Finalmente, uma doutrina pode ser oculta:
3°) pela maneira a qual é transmitida
“Ora, Jesus, nessa terceira maneira de transmitir Sua doutrina, quis ocultar algo para as multidões, usando as parábolas; mas apenas para anunciar Mistérios espirituais que as multidões do Antigo Testamento ainda não eram capazes de compreender naquele momento[1]. No entanto, eles (ou seja, as multidões de judeus do Antigo Testamento) ainda estavam sendo ensinados sobre esses assuntos relativos aos Mistérios sobrenaturais de Deus, sob o véu das parábolas do Evangelho, e isso certamente é melhor do que não receber nada. De fato, Jesus explicou posteriormente o significado das parábolas aos discípulos, confiando-lhes — por sua vez — a tarefa de transmiti-lo, pregá-lo e explicá-lo às multidões, que gradualmente se tornaram capazes de compreendê-lo, tendo passado da ‘infância’ do Antigo Testamento para a ‘maturidade’ da Nova Aliança (cf. São Paulo, II Tim. II, 2)” (cf. Santo Tomás de Aquino, Suma Teológica, III, q. 42, a. 3).
O esoterismo nasce do orgulho e leva à perdição
Ora, essa tendência do esoterismo leva o homem à ruína e nasce do orgulho, que é a raiz de todos os males.
Santo Tomás ensina, com razão, que “a infidelidade nasce da soberba” (S. Th. II-II, q. 10, a. 1, ad 3um). E é o mais grave dos pecados depois do ódio a Deus. Portanto, a verdadeira razão de uma escolha errônea quanto ao fim último deve ser procurada nas obras más; ou seja, na vida, no ato da vontade, que também pode ser apenas interno, como, por exemplo, o orgulho intelectual.
As obras más não são apenas imoralidade grosseira, mas também imoralidade sutil: a exaltação do próprio “eu”, a busca da glória humana e da honra mundana.

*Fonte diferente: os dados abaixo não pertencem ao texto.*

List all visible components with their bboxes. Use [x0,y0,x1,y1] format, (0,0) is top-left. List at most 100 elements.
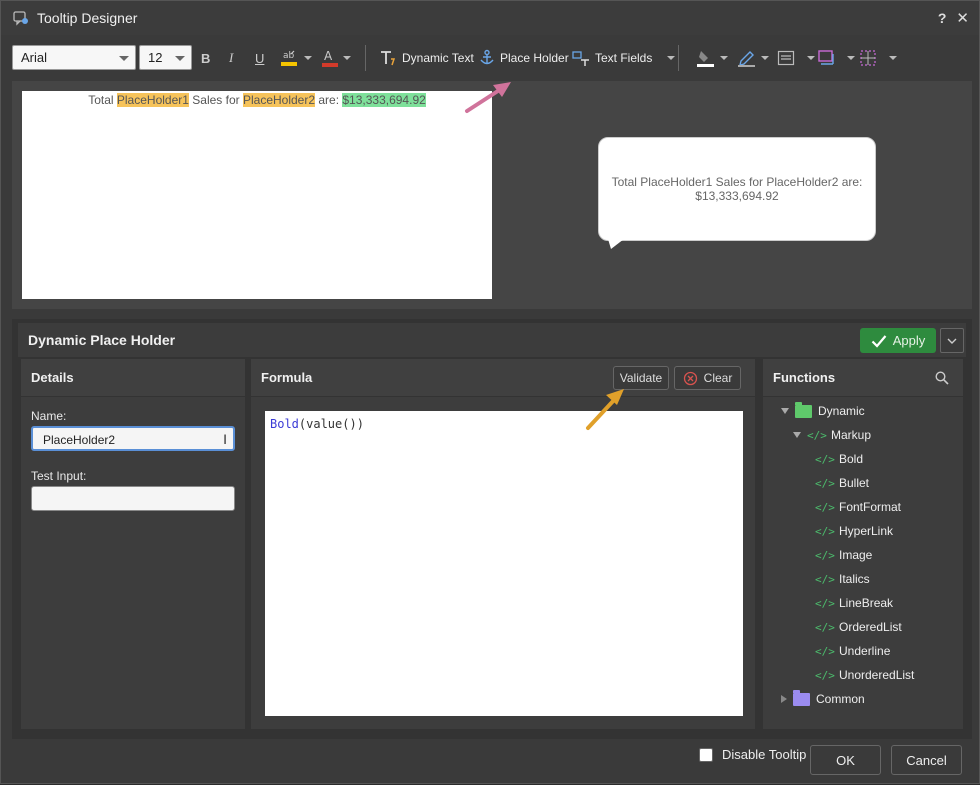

Assim como o ladrão foge da luz e ama as trevas para poder agir sem ser perturbado, o orgulhoso odeia a luz, a doutrina pública e ama as trevas, a doutrina e a prática esotérica, seja por ciúme pessoal, querendo ser o único repositório da Sabedoria, seja por causa da erroneidade ou desonestidade do que ensina, não querendo ser descoberto e contradito.
As trevas, portanto, servem para encobrir sua doutrina infernal e sua conduta perversa; por isso, o esoterista odeia a luz, porque ela exporia sua perversidade interna e oculta.

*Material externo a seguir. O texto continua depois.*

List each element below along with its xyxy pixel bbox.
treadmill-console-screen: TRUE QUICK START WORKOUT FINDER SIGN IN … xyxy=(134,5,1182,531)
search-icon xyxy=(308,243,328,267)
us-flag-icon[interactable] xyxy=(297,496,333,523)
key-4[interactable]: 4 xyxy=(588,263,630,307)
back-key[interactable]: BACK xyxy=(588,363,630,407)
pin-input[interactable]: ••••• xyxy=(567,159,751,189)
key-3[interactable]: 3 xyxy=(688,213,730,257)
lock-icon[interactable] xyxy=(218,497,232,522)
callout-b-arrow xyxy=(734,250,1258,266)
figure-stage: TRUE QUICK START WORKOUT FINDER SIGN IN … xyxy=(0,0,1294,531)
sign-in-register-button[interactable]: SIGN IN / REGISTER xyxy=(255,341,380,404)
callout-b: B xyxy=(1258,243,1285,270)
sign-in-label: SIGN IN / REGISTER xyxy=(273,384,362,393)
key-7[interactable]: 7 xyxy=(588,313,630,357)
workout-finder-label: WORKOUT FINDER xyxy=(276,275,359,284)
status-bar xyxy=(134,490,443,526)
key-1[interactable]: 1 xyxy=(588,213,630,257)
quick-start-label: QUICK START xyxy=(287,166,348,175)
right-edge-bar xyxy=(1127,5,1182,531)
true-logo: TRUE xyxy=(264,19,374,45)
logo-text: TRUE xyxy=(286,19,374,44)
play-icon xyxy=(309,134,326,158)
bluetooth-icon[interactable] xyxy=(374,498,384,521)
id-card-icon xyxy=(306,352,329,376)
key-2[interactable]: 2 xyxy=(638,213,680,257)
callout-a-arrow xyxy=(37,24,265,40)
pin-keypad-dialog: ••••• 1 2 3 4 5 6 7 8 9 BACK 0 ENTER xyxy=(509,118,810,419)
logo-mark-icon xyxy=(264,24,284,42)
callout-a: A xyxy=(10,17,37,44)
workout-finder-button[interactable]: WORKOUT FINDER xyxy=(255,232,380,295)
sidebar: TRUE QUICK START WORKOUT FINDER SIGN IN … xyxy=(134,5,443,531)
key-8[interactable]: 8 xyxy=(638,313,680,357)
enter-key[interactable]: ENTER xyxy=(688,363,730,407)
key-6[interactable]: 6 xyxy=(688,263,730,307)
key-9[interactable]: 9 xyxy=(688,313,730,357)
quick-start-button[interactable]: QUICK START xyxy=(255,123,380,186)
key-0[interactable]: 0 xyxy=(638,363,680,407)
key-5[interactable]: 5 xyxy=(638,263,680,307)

Pode-se, portanto, concluir que a má vida é a causa de toda descrença e, especialmente, da descrença dos heresiarcas e dos “grandes iniciados”.

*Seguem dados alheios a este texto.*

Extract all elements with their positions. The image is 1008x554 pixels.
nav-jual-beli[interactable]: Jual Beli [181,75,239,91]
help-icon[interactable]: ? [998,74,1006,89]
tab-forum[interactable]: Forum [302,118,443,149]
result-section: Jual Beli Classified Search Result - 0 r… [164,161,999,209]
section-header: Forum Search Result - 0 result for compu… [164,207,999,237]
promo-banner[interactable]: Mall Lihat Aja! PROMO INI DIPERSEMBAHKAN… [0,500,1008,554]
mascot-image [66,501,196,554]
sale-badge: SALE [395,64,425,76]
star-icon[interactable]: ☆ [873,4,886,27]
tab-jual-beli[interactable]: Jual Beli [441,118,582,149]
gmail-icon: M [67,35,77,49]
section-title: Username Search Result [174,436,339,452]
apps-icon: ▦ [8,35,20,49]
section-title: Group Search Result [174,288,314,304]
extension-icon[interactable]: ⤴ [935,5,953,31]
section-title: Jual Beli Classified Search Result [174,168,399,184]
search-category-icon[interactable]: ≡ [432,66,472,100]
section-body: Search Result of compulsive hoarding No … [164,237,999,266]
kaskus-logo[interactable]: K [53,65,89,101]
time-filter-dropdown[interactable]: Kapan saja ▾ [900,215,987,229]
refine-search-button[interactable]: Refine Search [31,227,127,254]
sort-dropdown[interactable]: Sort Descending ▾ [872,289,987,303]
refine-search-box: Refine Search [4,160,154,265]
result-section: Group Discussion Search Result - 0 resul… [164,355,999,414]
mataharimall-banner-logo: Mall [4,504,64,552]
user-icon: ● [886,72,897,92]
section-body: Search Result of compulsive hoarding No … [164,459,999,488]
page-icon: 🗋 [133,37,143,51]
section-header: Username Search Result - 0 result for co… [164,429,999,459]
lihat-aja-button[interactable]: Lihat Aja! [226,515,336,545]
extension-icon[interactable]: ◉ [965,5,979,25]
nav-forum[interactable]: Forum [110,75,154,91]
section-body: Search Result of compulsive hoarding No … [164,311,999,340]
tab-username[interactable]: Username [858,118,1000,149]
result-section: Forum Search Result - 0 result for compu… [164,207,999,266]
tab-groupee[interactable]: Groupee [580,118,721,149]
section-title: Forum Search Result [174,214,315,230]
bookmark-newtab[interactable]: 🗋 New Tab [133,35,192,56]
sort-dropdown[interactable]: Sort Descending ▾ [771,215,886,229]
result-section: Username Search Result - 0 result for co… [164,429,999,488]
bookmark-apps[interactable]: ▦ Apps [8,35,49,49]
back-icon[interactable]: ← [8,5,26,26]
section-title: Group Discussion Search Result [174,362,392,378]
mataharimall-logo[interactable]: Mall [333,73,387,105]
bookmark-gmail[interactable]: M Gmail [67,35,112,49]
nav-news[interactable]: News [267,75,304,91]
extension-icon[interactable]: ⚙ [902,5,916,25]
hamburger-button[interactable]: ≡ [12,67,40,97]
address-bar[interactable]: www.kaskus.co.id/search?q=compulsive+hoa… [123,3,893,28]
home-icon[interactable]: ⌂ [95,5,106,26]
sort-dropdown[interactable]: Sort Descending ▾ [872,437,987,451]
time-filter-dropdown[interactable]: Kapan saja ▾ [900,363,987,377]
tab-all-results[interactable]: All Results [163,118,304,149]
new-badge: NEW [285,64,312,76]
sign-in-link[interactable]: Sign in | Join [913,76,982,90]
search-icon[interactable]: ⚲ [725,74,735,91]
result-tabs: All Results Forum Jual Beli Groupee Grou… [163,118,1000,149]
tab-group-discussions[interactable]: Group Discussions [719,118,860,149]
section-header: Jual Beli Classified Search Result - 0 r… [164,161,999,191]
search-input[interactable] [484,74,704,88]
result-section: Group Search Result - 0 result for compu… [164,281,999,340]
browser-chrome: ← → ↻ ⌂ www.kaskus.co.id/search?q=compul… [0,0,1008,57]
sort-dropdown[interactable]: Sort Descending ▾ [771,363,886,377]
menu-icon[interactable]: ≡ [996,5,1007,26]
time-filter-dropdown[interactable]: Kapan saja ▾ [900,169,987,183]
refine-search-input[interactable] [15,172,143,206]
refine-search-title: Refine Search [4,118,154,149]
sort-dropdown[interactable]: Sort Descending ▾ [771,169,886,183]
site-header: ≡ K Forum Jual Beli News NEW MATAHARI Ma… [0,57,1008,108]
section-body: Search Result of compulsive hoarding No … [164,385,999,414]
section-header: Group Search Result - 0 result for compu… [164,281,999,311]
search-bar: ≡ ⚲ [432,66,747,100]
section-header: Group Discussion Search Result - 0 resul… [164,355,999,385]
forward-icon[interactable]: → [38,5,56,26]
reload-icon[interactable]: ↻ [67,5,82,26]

Assim como o diabo se tornou um anjo caído por causa de sua má vontade (pela qual ele preferiu afirmar — por ciúme — a si mesmo, e assim se condenando a si mesmo, do que se submeter à vontade de Deus, que exigiu dele um ato de obediência e humildade); assim também o “grande iniciado” prefere rejeitar a doutrina pública de Jesus a fim de se deleitar com ciúme em sua obscura e confusa “Tradição”, que tanto gratifica seu orgulho por ser chamado de “Mestre!” Ao passo que Jesus nos admoestou: “A ninguém chameis pai sobre a terra, porque um só é vosso Pai, o que está nos céus. Nem façais que vos chamem mestres, porque um só é vosso Mestre, o Cristo”.
Conclusão
“Et Verbum caro factum est!”
Santo Agostinho responderia hoje aos teóricos do “cristianismo esotérico” 1) trazendo o bom exemplo do Verbo Encarnado, que de Deus se fez homem; 2) contrastando-o com o mau exemplo do gnóstico transumanista (ou modernista), que, apesar de ser apenas uma mera criatura, aspira insensatamente a tomar o lugar do Altíssimo (ou a chegar, por meio da evolução autocriada, ao “Ponto Ômega”), encontrando assim sua própria queda; 3) usando, portanto, para os esoteristas (e modernistas) contemporâneos, as mesmas palavras de 1600 anos atrás, a saber:
“Quiseste, ó criatura presunçosa, embora fosse homem, fazer-se Deus para depois perecer; mas o Verbo, sendo Deus, quis fazer-se homem a fim de encontrar o que recuperar perdido” (Santo Agostinho, Sermo CLXXXVIII, cap. 3, em PL, tomo XXXVIII, col. 1004).
Em suma, para resumir, o cristianismo esotérico é exatamente o macaco do cristianismo real.
Com efeito, o esoterismo quer que o homem se torne “Deus” por meio do conhecimento iniciático ou Gnose; o modernismo afirma que a Graça é devida à natureza e não é um dom gratuito de Deus; ao passo que o Cristianismo ensina que Deus se encarnou para salvar o homem do pecado original, fazendo-o participar de Sua Natureza divina, de forma limitada e finita, por meio da Graça santificante.
O denominador comum do esoterismo e do modernismo é, sem dúvida, o antropocentrismo ou transumanismo, que é visto à luz do evolucionismo cósmico de Teilhard de Chardin, ou seja, como o contínuo devir da “Divindade” que, do nada, através da matéria, alcança o espírito ou o Cristo esotericamente cósmico (cf. G. Ambrosini, Occultismo e Modernismo, Bolonha, Tipografia Arcivescovile, 1907[2]).
Canonicus Romanus
Notas
1. Os Padres da Igreja (fundando-se em São Paulo: I Cor. XIII, 11; Heb. V, 3) comparam os fiéis do Antigo Testamento a crianças, que devem ser nutridas com alimentos mais delicados e leves; enquanto os do Novo Testamento os comparam a adultos, que devem ser nutridos com alimentos mais substanciais e ricos. Portanto, Jesus falou em parábolas a seus ouvintes, que — não tendo ainda entrado na Nova e Eterna Aliança — eram semelhantes a crianças e, portanto, não podiam receber o alimento mais sólido que é dado aos adultos, ou seja, a doutrina do Novo Testamento de maneira explícita e aberta.
2. Cf. M. Schooyans, Nuovo Disordine Mondiale, Cinisello Balsamo, Edizioni San Paolo, 2000; Id., Il volto nascosto dell’Onu. Verso il governo Mondiale, Roma, Il Minotauro, 2004; Id., Conversazioni sugli idoli della Modernità, Bologna, ESD, 2010; Id., Evoluzioni demografiche, Bologna, ESD, 2013.